Très archaïques et très impressionnants, ces déballages de vieilles choses qui ne changent pas à travers les siècles, ces arrivages de gens aux costumes et aux gestes de jadis, venus là pour quelques jours, et qui, un matin prochain, s’ébranleront de nouveau, reficelant, remportant au loin leurs beaux et pauvres bagages nomades.
… Le jour d’hiver se lève sur la hamada de pierre noire. A l’horizon, au-dessus des dunes de la Zousfana, une lueur sulfureuse pâlit les lourdes nuées grises. Les montagnes, les collines embuées, se profilent en vagues silhouettes d’une teinte neutre sur le ciel opaque. La palmeraie, transie, aux têtes échevelées des dattiers, s’emplit de poussière blafarde, et les vieilles maisons en toub, debout au milieu des ruines, émergent, jaunâtres, comme salies de l’ombre trouble de la vallée, au delà des grands cimetières isolés.
Le désert a dépouillé sa parure de lumière et un voile de deuil immense plane sur lui.
Aux camps, autour des chevaux couverts de soie en loques, autour des chameaux, goumiers et sokhar s’éveillent. Un murmure monte des tas de burnous humides roulés sur le sol dur.
Au réveil, maussades, les chameaux bousculés commencent à se plaindre. En silence, sans entrain, les nomades se lèvent et allument des feux. Dans l’humidité froide, les djerid fument, sans gaîté.
… Le vent glacé balaye brusquement les camps ; il soulève des tourbillons de poussière et de fumée, faisant claquer la toile tendue de la tente du chef de goum, ornée d’un fanion tricolore.
La silhouette du lieutenant français passe. Placide, l’œil triste, les mains fourrées dans les poches de son pantalon de toile bleue, il fume sa pipe en inspectant distraitement hommes et bêtes.

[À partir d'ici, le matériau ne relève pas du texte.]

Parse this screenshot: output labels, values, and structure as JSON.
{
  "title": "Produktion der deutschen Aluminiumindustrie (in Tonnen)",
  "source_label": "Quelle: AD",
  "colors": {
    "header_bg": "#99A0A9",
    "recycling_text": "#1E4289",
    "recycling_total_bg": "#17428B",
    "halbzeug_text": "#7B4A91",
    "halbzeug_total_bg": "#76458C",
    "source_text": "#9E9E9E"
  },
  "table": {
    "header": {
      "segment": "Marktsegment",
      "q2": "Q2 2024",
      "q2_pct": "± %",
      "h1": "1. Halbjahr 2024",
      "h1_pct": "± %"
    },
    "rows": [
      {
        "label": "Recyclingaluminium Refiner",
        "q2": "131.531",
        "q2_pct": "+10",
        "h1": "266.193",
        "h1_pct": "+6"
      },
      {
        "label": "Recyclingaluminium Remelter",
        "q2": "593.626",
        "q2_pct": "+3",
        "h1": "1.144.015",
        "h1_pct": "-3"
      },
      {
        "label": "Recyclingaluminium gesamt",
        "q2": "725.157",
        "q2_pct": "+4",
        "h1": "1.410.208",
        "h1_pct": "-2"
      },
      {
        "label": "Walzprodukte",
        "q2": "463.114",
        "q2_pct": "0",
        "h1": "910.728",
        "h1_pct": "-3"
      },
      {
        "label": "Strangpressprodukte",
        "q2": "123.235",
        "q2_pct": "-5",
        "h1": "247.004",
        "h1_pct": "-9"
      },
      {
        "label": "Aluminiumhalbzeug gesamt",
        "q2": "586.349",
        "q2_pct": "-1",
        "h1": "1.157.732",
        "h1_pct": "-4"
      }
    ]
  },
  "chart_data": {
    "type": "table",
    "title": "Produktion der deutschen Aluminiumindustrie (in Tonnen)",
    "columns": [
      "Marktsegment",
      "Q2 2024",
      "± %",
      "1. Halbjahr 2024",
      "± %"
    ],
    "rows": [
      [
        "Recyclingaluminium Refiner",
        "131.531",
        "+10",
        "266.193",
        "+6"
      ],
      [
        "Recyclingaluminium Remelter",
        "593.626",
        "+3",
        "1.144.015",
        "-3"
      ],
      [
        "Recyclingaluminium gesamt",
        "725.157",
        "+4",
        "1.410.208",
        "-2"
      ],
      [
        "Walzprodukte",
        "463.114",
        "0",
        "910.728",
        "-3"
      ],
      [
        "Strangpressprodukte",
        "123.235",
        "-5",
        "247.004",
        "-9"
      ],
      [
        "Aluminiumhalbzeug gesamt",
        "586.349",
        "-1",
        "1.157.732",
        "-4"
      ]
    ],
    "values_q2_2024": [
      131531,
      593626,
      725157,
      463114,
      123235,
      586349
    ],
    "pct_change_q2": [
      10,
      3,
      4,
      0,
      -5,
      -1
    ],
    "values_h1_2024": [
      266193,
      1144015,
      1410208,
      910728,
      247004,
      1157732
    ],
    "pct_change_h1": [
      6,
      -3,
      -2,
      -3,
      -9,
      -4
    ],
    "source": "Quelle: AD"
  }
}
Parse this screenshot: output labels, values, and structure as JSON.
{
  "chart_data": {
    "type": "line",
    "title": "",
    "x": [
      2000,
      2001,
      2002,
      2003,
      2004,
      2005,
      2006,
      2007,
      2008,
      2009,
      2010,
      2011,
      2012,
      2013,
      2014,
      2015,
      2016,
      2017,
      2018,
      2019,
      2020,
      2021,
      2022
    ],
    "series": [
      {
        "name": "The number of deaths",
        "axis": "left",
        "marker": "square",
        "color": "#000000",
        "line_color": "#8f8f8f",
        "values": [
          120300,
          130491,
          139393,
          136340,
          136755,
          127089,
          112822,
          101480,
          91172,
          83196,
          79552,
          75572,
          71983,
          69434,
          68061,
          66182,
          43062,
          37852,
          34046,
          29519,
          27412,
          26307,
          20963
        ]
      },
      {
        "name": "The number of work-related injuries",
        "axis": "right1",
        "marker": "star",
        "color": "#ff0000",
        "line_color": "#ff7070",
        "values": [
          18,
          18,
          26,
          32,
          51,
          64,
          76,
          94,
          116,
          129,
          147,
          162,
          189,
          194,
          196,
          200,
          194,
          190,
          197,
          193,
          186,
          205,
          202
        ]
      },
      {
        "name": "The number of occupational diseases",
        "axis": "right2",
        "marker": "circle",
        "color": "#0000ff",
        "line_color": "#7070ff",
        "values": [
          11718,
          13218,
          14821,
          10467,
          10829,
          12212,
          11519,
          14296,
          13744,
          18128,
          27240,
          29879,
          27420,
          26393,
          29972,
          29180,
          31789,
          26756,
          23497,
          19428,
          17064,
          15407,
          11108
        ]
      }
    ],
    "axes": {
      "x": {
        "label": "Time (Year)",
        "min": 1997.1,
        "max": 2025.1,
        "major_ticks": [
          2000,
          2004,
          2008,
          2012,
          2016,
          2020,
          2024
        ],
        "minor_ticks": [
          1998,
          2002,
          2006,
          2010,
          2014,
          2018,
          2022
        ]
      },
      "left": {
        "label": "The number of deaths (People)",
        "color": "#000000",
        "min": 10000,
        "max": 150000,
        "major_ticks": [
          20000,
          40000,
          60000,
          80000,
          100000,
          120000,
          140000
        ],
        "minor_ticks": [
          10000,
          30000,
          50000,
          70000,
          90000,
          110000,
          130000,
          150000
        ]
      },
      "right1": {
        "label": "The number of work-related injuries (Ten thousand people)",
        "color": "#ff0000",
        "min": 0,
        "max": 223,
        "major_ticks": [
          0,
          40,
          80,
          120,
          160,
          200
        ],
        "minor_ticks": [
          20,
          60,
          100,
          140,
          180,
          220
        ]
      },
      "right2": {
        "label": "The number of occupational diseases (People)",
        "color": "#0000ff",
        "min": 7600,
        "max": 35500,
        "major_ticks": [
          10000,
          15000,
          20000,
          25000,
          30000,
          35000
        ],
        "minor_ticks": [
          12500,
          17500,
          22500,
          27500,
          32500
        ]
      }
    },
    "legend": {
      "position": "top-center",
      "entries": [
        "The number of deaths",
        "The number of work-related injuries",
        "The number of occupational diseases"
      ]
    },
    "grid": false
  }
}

Lui aussi sent peser sur lui le malaise de ce matin de recommencement, après des mois et des mois de ce dur métier de « meneur de chameaux » comme il dit, toujours en route, toujours seul, avec, pour unique consolation, cette pipe mélancolique où se consument en fumées légères les heures monotones de sa vie…
Les nomades préparent le café dans leurs gamelles d’étain, puis, sous le vent qui glapit, ils se lèvent lentement, paresseusement, secouant la terre qui alourdit leurs burnous.